Suzette Mayr

Read upon recommendation from several other Canadian authors. A plethora of characters and sub-plots all tangled together with overlaps. A funny and impressive work to behold, undeniably well written, with the brief aside of its nonstandard way of marking spoken dialogue. I'd go so far as to call it the Great Canadian Novel of this era, but only sometime within the next 30 years as it is a little too far ahead of the curb right now.

However... It's hard to clue in, but the only reason this novel works as well as it does is because it takes place in a suburban or outer-metropolitan setting, small in size and somewhat densely populated. Never stated outright, but if you notice that the students of the school are more or less freely able to wander about as they need to without the need to worry about busing, then things become clear. Should it have been set in a rural Canadian Catholic high school as opposed to an urban one, I would've had to call bullshit of the tallest possible magnitude on every single conceit the book operated upon. It is oppressively optimistic in the way it approaches the subject matter. ... not quite propagandistic, but something that borderlines on mania. I couldn't help but think there was one very important aspect missing from it—something that should've been there, yet not—but whatever it was would've fallen outside the purview as a literary comedy.
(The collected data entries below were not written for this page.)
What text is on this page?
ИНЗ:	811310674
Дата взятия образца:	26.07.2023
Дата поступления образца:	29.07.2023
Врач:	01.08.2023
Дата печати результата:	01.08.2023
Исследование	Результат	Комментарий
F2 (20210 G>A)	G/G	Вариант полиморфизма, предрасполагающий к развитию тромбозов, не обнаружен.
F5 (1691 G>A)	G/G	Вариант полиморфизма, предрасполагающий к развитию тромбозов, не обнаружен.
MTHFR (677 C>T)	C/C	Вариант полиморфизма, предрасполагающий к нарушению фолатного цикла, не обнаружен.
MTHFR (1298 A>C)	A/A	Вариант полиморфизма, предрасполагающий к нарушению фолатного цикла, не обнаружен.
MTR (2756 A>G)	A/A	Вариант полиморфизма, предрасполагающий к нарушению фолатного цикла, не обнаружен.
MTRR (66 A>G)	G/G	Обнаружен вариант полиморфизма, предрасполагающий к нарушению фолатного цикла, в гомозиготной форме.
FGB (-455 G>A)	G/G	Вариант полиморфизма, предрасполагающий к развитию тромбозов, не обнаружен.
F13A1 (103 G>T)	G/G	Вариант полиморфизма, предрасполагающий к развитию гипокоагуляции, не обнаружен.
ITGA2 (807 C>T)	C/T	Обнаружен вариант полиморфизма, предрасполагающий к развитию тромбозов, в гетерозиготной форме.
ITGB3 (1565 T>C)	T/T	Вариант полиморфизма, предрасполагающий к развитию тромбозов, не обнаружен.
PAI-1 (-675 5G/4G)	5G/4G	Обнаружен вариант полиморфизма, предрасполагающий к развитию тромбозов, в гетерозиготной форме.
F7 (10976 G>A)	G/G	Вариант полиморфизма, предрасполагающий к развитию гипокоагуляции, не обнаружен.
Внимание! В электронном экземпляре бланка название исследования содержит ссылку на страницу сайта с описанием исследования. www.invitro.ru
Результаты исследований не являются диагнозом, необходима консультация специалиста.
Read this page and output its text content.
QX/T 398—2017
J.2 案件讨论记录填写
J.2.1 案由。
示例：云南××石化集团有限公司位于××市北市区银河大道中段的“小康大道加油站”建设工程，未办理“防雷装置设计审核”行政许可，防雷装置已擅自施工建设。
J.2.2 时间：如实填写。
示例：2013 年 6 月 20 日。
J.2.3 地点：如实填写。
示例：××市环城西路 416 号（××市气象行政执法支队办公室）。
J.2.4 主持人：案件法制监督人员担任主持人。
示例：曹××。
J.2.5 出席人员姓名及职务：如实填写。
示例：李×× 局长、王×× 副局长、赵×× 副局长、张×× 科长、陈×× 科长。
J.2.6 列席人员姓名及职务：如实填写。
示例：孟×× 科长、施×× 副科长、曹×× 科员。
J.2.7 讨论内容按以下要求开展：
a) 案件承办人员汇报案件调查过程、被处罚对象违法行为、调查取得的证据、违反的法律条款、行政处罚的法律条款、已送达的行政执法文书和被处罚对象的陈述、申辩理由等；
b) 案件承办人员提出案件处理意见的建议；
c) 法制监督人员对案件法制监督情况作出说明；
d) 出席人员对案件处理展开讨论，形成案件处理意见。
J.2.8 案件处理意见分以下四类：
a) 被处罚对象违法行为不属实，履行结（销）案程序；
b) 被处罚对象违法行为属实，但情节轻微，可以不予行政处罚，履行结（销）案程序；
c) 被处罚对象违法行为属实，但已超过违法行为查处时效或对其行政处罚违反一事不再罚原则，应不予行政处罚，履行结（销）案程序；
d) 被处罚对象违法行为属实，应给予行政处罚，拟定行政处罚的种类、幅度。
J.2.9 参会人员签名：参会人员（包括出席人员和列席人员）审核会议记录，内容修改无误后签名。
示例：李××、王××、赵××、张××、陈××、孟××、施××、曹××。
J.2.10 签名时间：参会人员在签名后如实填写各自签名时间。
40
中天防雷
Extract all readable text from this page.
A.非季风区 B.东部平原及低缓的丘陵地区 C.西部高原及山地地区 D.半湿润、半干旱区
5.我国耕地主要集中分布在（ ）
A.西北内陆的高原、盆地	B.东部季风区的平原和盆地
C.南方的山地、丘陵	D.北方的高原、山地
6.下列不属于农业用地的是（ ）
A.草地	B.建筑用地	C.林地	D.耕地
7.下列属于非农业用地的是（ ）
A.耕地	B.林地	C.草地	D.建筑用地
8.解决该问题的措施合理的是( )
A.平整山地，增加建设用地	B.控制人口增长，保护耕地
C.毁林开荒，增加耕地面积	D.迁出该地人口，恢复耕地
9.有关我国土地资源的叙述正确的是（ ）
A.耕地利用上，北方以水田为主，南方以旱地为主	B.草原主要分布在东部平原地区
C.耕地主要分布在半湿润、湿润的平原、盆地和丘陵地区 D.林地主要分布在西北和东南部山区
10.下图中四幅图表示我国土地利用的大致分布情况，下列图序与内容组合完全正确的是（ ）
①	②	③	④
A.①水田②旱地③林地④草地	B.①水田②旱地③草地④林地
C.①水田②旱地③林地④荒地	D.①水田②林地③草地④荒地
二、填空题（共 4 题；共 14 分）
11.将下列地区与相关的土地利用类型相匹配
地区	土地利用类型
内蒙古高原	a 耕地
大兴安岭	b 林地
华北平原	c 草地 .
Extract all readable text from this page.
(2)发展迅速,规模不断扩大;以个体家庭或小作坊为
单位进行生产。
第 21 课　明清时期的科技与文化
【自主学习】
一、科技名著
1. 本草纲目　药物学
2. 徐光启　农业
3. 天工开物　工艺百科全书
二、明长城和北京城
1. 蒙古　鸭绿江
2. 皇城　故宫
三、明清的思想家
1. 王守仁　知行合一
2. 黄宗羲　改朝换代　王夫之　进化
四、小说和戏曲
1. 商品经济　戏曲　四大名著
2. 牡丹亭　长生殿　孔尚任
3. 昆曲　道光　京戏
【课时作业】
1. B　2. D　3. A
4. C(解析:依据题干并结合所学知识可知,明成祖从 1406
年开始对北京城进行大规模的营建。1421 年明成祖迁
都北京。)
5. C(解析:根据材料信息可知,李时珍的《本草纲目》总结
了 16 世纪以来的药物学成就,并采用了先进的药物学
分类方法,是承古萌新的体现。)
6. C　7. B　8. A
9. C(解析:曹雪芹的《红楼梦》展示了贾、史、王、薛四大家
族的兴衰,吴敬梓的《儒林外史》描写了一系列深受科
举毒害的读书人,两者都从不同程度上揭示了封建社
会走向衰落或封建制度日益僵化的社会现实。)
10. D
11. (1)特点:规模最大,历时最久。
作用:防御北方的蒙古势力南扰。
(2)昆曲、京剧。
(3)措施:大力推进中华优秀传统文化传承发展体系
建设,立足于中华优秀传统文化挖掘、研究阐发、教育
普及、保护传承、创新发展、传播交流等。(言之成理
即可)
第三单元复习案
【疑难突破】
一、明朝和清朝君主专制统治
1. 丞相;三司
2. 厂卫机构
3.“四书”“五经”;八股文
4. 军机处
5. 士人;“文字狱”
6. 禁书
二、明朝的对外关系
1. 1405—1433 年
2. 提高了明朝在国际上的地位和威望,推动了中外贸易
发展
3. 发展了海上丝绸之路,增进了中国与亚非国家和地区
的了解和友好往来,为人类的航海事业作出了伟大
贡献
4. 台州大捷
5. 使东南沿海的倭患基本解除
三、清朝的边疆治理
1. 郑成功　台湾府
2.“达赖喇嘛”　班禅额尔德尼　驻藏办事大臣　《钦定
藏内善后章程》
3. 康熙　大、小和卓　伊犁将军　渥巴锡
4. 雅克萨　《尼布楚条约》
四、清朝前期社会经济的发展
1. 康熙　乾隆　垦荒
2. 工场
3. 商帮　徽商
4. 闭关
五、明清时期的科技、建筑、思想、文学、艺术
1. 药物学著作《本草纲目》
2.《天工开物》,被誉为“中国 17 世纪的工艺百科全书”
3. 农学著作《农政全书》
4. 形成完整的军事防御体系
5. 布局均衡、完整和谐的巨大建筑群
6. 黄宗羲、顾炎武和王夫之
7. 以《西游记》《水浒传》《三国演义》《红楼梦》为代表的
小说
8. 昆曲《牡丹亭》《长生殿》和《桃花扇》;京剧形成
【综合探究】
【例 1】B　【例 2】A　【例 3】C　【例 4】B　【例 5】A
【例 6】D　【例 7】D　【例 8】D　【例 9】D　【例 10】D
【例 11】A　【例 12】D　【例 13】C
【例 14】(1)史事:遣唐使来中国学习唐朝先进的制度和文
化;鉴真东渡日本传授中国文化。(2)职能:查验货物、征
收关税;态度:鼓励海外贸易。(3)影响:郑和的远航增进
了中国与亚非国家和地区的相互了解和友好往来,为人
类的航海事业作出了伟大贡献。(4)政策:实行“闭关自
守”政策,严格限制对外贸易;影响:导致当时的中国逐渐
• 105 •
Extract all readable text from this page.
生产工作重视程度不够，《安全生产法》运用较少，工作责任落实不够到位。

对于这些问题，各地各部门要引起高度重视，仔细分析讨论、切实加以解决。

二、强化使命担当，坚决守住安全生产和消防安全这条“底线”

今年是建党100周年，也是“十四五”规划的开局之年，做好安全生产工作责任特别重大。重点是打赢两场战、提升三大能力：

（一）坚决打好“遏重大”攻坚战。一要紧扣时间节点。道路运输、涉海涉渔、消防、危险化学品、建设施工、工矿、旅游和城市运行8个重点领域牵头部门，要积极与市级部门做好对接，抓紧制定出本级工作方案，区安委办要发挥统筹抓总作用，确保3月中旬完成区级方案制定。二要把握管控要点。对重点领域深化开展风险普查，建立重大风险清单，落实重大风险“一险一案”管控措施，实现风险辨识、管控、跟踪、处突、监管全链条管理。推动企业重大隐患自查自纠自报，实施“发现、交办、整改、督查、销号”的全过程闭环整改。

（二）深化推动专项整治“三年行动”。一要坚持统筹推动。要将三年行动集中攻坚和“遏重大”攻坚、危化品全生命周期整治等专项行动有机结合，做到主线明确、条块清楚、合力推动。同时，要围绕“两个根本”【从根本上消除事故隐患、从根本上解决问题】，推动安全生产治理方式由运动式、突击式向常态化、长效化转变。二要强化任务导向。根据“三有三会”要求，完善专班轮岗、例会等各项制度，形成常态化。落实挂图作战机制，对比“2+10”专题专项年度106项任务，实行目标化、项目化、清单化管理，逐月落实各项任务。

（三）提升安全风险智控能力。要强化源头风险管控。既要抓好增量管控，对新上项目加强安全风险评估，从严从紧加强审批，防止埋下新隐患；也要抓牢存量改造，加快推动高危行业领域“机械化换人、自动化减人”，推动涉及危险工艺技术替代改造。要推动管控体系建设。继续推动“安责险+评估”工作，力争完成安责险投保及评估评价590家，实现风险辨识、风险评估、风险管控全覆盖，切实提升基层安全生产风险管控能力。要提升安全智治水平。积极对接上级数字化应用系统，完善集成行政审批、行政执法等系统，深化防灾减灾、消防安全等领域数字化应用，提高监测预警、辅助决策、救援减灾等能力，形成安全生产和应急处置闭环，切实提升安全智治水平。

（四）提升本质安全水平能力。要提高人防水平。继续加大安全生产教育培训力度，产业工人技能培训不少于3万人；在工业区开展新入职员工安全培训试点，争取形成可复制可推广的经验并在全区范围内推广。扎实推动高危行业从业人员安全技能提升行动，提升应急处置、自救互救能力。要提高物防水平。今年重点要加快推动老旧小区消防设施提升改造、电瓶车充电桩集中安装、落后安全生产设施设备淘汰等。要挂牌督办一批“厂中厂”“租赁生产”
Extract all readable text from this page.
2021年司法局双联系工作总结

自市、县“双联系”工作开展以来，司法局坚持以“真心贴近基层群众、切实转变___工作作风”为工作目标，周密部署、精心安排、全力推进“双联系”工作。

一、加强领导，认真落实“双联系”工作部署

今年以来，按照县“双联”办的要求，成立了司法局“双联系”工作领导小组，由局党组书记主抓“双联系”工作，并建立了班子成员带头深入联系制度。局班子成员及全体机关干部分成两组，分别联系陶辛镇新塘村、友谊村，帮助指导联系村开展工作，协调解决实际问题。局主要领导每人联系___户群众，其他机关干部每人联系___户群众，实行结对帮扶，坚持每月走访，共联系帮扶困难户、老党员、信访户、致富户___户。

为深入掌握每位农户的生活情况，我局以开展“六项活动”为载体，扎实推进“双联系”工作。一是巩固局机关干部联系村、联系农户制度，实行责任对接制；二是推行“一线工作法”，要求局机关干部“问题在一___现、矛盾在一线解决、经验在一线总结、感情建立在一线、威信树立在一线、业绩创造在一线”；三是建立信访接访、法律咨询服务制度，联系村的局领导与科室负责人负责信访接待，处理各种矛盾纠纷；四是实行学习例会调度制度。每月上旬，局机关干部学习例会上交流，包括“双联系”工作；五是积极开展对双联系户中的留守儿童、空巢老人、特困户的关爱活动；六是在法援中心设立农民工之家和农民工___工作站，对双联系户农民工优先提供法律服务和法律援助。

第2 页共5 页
Until the time when it could be properly hailed as a classic comes, Monoceros serves one of two possible uses:

  1. Giving to a suicidal gay teenager in order to stave off the inevitable by a month or two.
  2. Hiding several copies somewhere in a Catholic high school's library (assuming they haven't fired all their librarians in a freak attempt to embezzle money, again) to be highly entertained by the moral panic it will surely spark.